わたしは、毎年お盆のあいだだけ天国からかえってくる4年前に死んだ彼、あきらに会って、デートする。あきらは、実体がない幽霊だけど、「すぅ、はぁ」と息を吸って吐く〝ふり〟をする。まるで生きているみたい。
 あきらはわたしを笑わせてくれる。楽しませてくれる。いつまでも、変わらずに……たとえ幽霊だとして…

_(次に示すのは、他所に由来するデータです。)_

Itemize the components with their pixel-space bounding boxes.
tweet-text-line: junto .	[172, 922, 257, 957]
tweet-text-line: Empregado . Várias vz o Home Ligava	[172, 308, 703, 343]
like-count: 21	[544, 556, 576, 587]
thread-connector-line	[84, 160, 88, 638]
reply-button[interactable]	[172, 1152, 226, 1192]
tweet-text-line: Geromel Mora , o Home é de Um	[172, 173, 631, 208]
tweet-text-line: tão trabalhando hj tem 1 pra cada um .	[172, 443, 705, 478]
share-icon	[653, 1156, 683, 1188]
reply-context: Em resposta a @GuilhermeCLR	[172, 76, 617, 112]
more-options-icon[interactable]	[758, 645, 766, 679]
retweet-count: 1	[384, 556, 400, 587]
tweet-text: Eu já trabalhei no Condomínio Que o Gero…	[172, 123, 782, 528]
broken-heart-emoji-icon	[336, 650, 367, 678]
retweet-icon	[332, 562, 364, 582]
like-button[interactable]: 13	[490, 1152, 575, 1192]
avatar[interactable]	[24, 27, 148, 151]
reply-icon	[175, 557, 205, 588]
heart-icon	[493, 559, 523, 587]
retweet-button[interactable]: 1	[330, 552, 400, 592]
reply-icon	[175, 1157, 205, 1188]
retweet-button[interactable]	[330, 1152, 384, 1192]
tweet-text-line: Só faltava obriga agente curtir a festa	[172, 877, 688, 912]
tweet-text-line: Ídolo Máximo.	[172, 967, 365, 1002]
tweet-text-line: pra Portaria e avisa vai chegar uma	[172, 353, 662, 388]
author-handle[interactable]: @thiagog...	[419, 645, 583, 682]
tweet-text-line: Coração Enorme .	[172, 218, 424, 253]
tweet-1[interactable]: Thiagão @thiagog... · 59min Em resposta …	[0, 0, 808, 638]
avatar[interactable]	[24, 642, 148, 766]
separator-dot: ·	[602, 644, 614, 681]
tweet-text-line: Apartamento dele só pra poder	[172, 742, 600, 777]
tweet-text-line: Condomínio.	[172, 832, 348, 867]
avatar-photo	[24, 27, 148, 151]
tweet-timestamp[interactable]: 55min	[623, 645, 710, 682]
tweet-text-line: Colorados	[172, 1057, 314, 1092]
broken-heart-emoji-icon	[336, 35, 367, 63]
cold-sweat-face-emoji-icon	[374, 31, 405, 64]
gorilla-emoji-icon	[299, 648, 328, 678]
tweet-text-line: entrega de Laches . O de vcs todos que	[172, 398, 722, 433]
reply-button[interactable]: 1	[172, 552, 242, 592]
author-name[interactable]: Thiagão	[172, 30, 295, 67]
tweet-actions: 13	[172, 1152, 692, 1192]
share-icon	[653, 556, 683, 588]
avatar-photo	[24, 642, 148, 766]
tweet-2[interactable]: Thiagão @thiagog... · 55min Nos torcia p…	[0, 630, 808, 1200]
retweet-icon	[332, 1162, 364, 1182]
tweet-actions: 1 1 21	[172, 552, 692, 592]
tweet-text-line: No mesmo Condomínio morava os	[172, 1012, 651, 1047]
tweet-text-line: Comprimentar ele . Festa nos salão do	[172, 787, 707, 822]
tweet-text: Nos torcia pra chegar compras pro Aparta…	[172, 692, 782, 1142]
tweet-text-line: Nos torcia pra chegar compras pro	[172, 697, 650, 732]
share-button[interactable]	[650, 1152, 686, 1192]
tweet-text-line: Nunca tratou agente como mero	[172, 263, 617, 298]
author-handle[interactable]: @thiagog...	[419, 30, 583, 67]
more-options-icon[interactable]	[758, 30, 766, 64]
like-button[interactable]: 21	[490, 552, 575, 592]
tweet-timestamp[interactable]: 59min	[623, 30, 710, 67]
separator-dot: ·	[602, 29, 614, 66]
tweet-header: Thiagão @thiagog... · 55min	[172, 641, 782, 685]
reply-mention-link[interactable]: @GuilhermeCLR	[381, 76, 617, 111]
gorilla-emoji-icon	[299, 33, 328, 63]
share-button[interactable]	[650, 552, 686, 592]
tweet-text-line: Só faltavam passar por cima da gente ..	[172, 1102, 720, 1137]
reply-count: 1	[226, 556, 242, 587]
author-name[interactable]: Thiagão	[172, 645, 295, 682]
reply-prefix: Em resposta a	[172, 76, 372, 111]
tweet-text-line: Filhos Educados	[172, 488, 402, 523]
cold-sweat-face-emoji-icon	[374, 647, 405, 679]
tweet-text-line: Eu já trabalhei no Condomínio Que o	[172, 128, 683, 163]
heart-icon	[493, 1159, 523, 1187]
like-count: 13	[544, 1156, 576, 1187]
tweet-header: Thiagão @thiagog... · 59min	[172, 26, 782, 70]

 生きていたときとは、すべてが変わったんだよ、あきら。

 変わらないことは、ひとつもないんだよ、あきら。



 たしかに、過去は変わらない。

 つらかった日々も、しあわせだった日々も。

 いつまでも、変わらずに、ずっと花を咲かせてくれる。夢を見させてくれる。



 でも。未来はちがう。変わってゆく。

 あのときとは、ずいぶん変わってしまったの。

 


 みんな、成長していく。

 世界も、変化していく。



 昔はできていたことが、いまは何もできない。

 いままでどおりにはできなくなって、ストレスだよね。



 そんな中で、いつまでも、わたしたちだけ、4年前。

 4年前の世界に居続けることは、とても素敵なことだと思うよ。



 しあわせ、だと思うよ。



 でもね。



〝ふしあわせ〟が潜んでいるんだよ。